Funnel or tapered shaped pediatric airway

Pediatric airway, especially for those 2 years of age, has often been described as a funnel-shaped with its narrowest part at the level of the cricoid cartilage (in contrast with the cylindrical adult larynx).

But where does this concept originate from?

Ríos Medina et al (2012) in a review article stated that it was way back in 1951 when Eckenhoff wrote about the anatomical considerations of the pediatric larynx and their implications for anesthesia.

However, Eckenhoff’s article was in turn based on descriptions made half a century before by Bayeux, who reported the findings from anatomic dissections in 15 bodies of children between 4 months and 14 years of age, together with their corresponding plaster models. In that article, Eckenhoff describes the cricoid cartilage as a rigid structure that cannot be distended in order to pass the ETT, and describes how its parts come together to form a ring around the larynx. Eckenhoff actually clearly states the danger of extrapolating such cadaver findings to live human beings. Unfortunately a number of anesthesiology textbooks picked up on these anatomical descriptions of the pediatric airway since then.

In 2003, Litman et al., in a study using MRI on 99 children under 14 years of age showed that the narrowest portion was identified at the cross-sectional diameter of the vocal cords.

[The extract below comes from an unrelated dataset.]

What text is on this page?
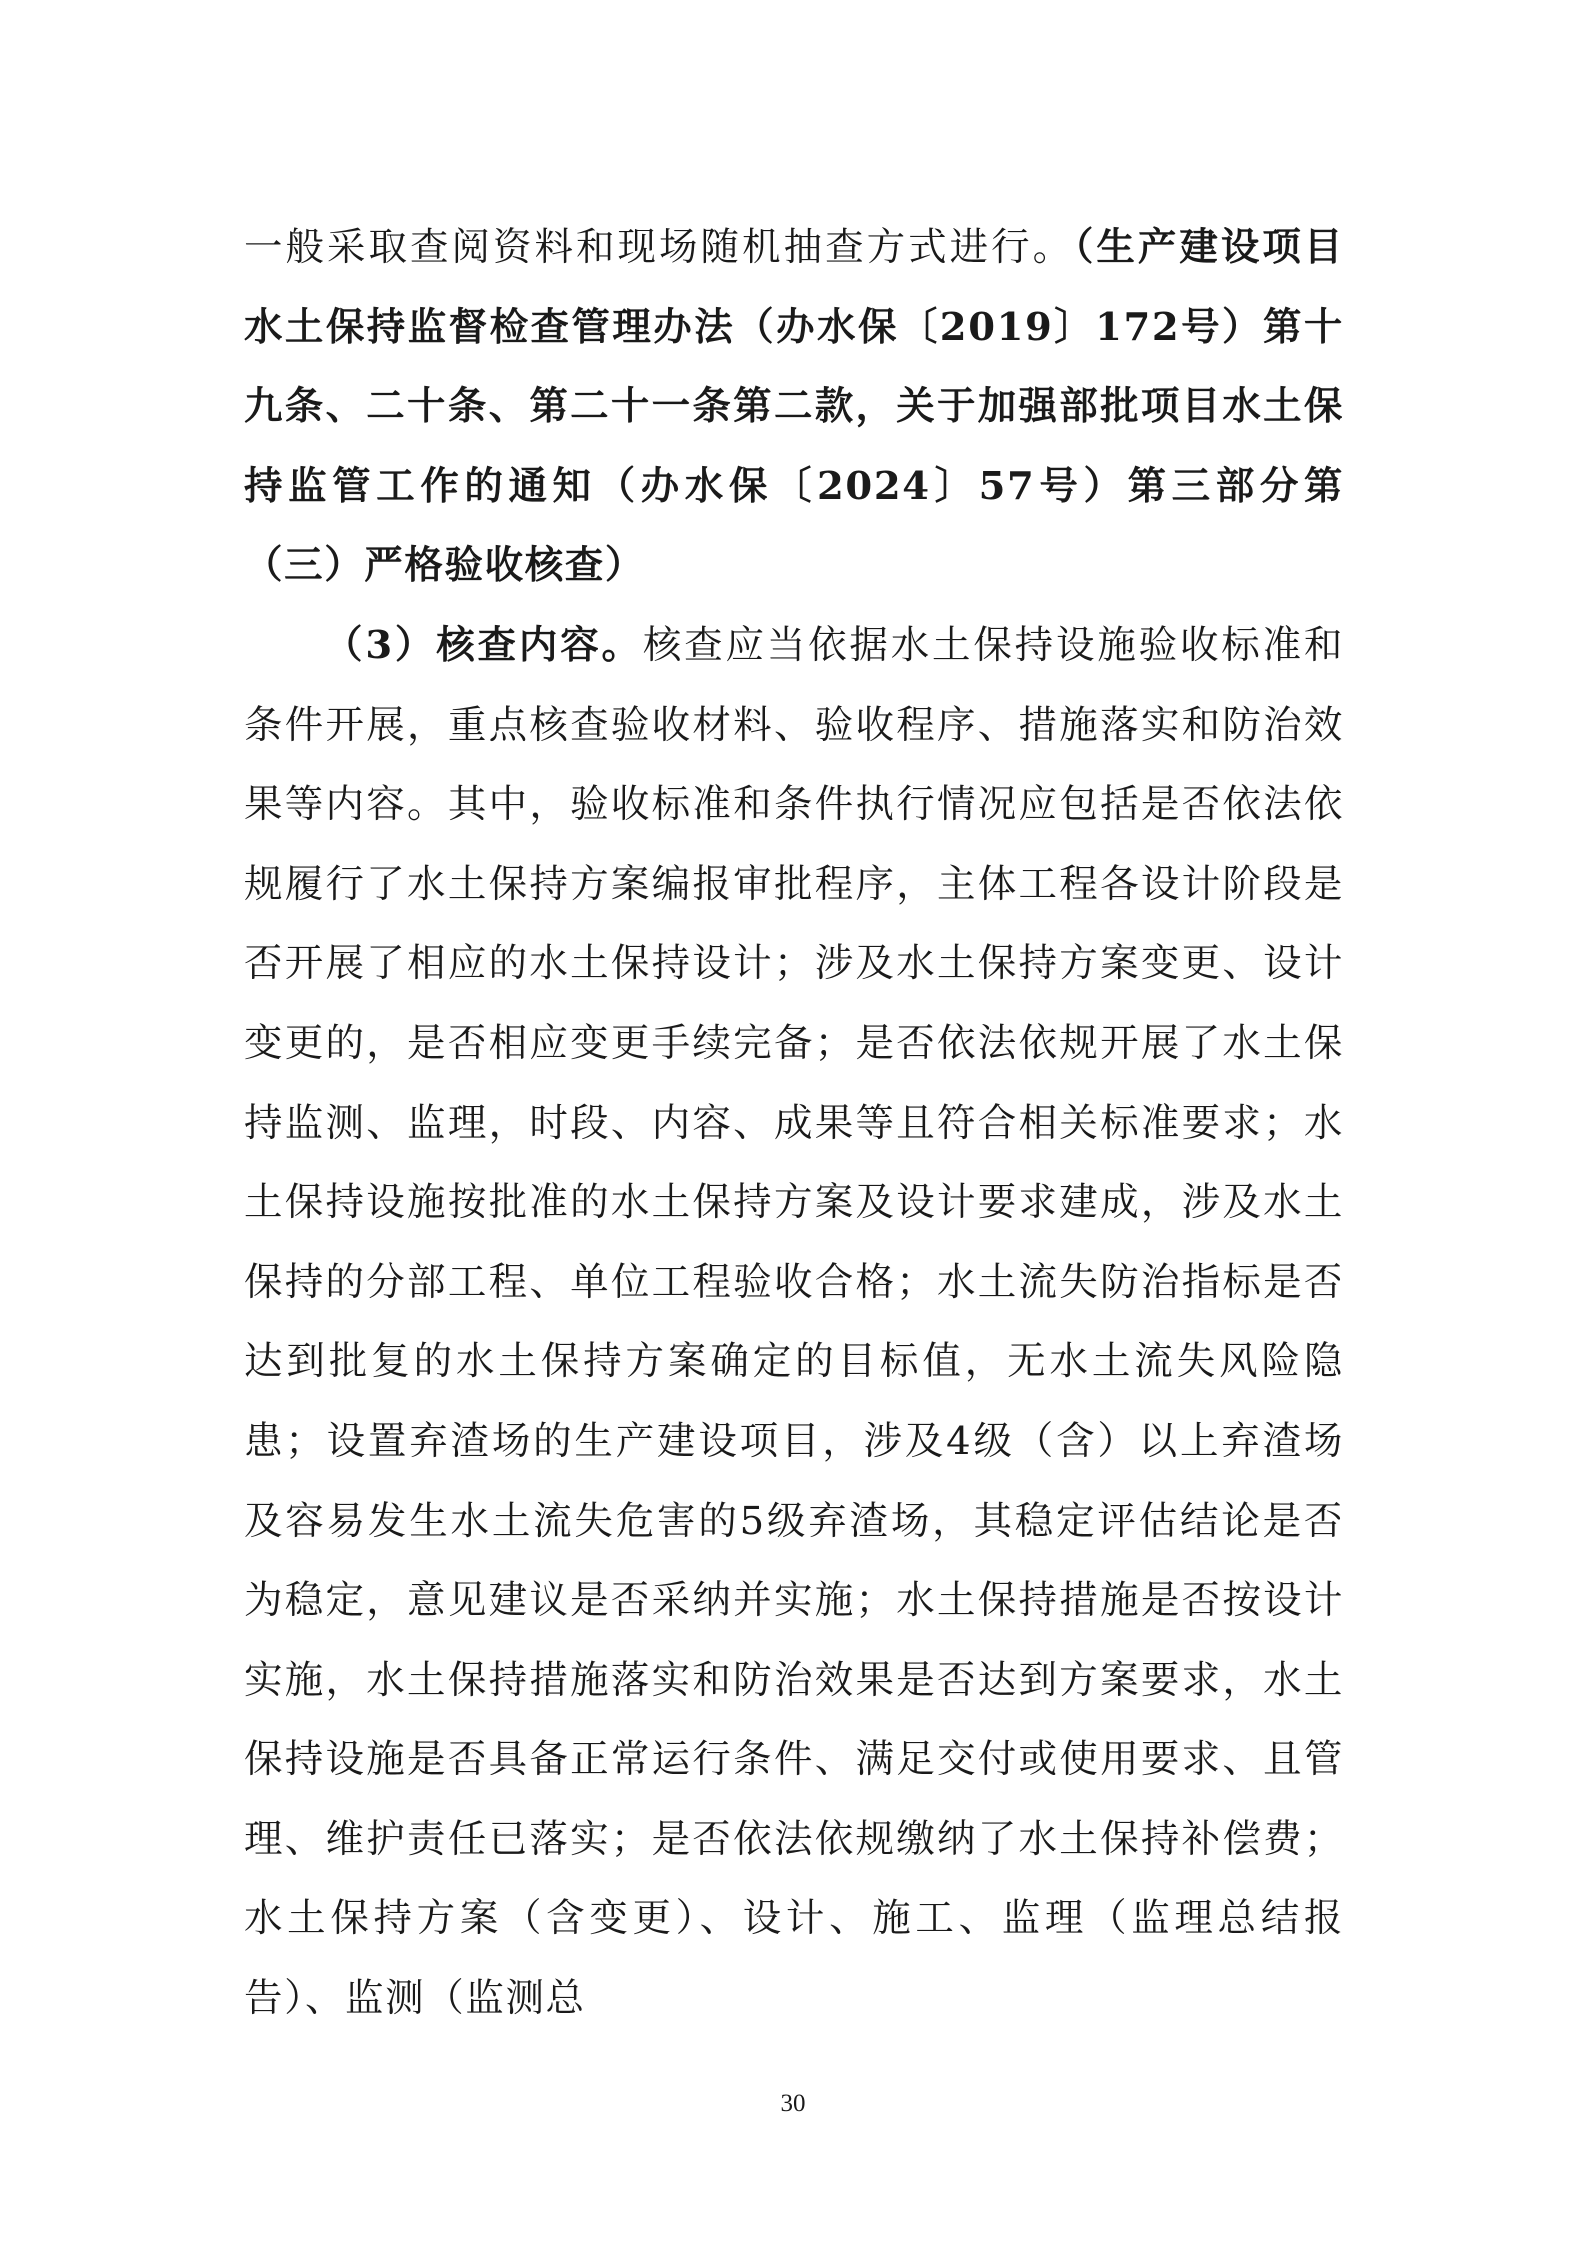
一般采取查阅资料和现场随机抽查方式进行。（生产建设项目水土保持监督检查管理办法（办水保〔2019〕172号）第十九条、二十条、第二十一条第二款，关于加强部批项目水土保持监管工作的通知（办水保〔2024〕57号）第三部分第（三）严格验收核查）

（3）核查内容。核查应当依据水土保持设施验收标准和条件开展，重点核查验收材料、验收程序、措施落实和防治效果等内容。其中，验收标准和条件执行情况应包括是否依法依规履行了水土保持方案编报审批程序，主体工程各设计阶段是否开展了相应的水土保持设计；涉及水土保持方案变更、设计变更的，是否相应变更手续完备；是否依法依规开展了水土保持监测、监理，时段、内容、成果等且符合相关标准要求；水土保持设施按批准的水土保持方案及设计要求建成，涉及水土保持的分部工程、单位工程验收合格；水土流失防治指标是否达到批复的水土保持方案确定的目标值，无水土流失风险隐患；设置弃渣场的生产建设项目，涉及4级（含）以上弃渣场及容易发生水土流失危害的5级弃渣场，其稳定评估结论是否为稳定，意见建议是否采纳并实施；水土保持措施是否按设计实施，水土保持措施落实和防治效果是否达到方案要求，水土保持设施是否具备正常运行条件、满足交付或使用要求、且管理、维护责任已落实；是否依法依规缴纳了水土保持补偿费；水土保持方案（含变更）、设计、施工、监理（监理总结报告）、监测（监测总

30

Dalal et al. (2009), in another study using video bronchoscopy on 128 children under 13 years of age seems to confirm Litman’s findings. Although the approaches are different, the glottis is identified as the narrowest portion and the larynx as being more cylindrical than rather than traditionally taughted to be tapered. Nonetheless, Litman observes that, although his results show that the narrowest portion of the pediatric airway is at the glottis entrance, functionally the cricoid cartilage is a rigid structure that cannot be distended, and it is still the site of the greatest risk for injury.

Although this new concept is probably still evolving,  the clinical implication is that cuffed ET tubes can be used safely just as with uncuffed tubes.